Un'altra repubblica piratesca apparsa nel mondo dei videogiochi che fece una fine ingloriosa fu quella di Nassau, oggi capitale delle Bahamas, abitata perlopiù da pirati che si nascondevano dalle marine inglese e spagnola, la cui storia viene narrata in chiave romanzata nel titolo del 2013 “Assassin’s Creed IV: Black Flag”. Dopo l’entusiasmo iniziale del protagonista Edward Kenway all’idea di una repubblica pirata libera dal dominio dei grandi imperi dell’epoca, si verificano vari problemi: dapprima gli abitanti vengono colpiti da una pestilenza, per cui Kenway e il pirata realmente esistito Edward Thatch, passato alla storia con il soprannome di Barbanera, devono affrontare numerosi nemici e insidie per procurarsi delle scorte di medicine; in seguito, Nassau viene occupata dalle truppe inglesi, che costringono i pirati ad abbandonare il territorio.
Un altro gioco di successo dove traspare una certa disillusione nei confronti di slogan populisti e antisistema è il western del 2010 “Red Dead Redemption”: dovendo dare la caccia a un suo vecchio compare, l’ex-bandito John Marston si reca in Messico, dove rimane invischiato nella lotta tra le truppe governative e i rivoluzionari guidati da Abraham Reyes, finendo per combattere da entrambe le parti per raggiungere il suo obiettivo.
È interessante notare come Reyes incarni perfettamente l’immagine del leader populista: nato da una nobile famiglia, usa il suo carisma per convincere il popolo a rovesciare l’oppressore, anche se alla fine il suo interesse sembra essere più legato al tornaconto personale che alla reale empatia nei confronti degli oppressi. Lo prova il fatto che nonostante avesse fatto innamorare di sé la giovane ribelle Luisa convincendola di volerla sposare, al punto che questa arriva a sacrificare la propria vita nel tentativo di salvarlo, lui in realtà la considerava una popolana di cui approfittare per il piacere fisico. Inoltre, dopo la rivoluzione si verrà a sapere leggendo i giornali che nonostante le promesse di portare uguaglianza e democrazia è diventato un dittatore non meno autoritario di quello precedente.

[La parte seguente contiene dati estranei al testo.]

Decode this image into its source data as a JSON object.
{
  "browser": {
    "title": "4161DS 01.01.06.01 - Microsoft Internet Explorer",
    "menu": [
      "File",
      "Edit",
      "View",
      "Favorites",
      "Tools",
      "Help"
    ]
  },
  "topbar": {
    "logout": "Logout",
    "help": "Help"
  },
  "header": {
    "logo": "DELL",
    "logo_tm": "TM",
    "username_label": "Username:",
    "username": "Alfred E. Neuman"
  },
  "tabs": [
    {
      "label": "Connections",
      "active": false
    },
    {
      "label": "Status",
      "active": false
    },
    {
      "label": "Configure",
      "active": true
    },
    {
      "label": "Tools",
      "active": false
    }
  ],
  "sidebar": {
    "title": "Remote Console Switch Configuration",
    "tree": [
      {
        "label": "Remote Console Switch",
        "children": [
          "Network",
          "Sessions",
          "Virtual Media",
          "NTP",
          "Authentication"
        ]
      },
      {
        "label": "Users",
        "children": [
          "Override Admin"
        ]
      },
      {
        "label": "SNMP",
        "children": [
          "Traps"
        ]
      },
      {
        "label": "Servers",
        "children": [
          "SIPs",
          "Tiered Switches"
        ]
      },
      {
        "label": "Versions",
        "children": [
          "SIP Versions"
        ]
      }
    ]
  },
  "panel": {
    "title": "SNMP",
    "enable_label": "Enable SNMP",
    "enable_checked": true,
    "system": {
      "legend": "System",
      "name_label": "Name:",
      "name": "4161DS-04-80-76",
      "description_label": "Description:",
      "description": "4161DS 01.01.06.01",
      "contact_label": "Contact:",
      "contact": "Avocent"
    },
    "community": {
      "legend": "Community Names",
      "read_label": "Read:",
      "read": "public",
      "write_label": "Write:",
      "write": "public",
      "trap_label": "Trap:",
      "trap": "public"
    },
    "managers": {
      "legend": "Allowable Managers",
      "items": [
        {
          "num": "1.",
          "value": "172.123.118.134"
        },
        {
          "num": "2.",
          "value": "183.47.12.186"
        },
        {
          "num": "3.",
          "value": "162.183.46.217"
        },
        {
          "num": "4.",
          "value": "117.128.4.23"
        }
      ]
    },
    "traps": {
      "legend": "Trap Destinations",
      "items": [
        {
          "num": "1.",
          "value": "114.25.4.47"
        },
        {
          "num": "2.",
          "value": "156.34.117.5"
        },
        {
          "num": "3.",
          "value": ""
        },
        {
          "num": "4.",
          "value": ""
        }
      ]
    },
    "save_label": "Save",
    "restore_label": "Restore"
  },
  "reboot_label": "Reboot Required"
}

A fronte di tutti questi esempi, non mancano altri videogiochi che al contrario inneggiano a rivolte contro il sistema analogamente a “V per Vendetta”, spesso conditi da teorie cospirazioniste: in “DMC: Devil May Cry”, uscito anch’esso nel 2013, si immagina la società intera governata dietro le quinte da demoni che si mascherano da umani controllando le banche, i media e in generale tutto ciò che è legato al capitalismo. Come in “V per Vendetta”, anche qui la lotta al terrorismo post-11 settembre viene presentata come un pretesto dei poteri forti per limitare la libertà, mentre l’idea di demoni travestiti da umani ricorda le teorie del complotto sui rettiliani. E non mancano esaltazioni degli hacker come ribelli e riferimenti all’idea che gli uomini vengono “tenuti addormentati in un sonno artificiale” come nel film “Matrix”, che non a caso è diretto dai Fratelli Wachowski, gli stessi registi di “V per Vendetta”.
In conclusione, quello dei videogiochi è un mondo che, con il progressivo miglioramento delle tecnologie e l’aumento delle risorse investite, riesce a raccontare temi politici di grande importanza con un approccio tutt’altro che banale, anche con uno sguardo meno ideologizzato rispetto a quello che si trova in altre forme di espressione culturale.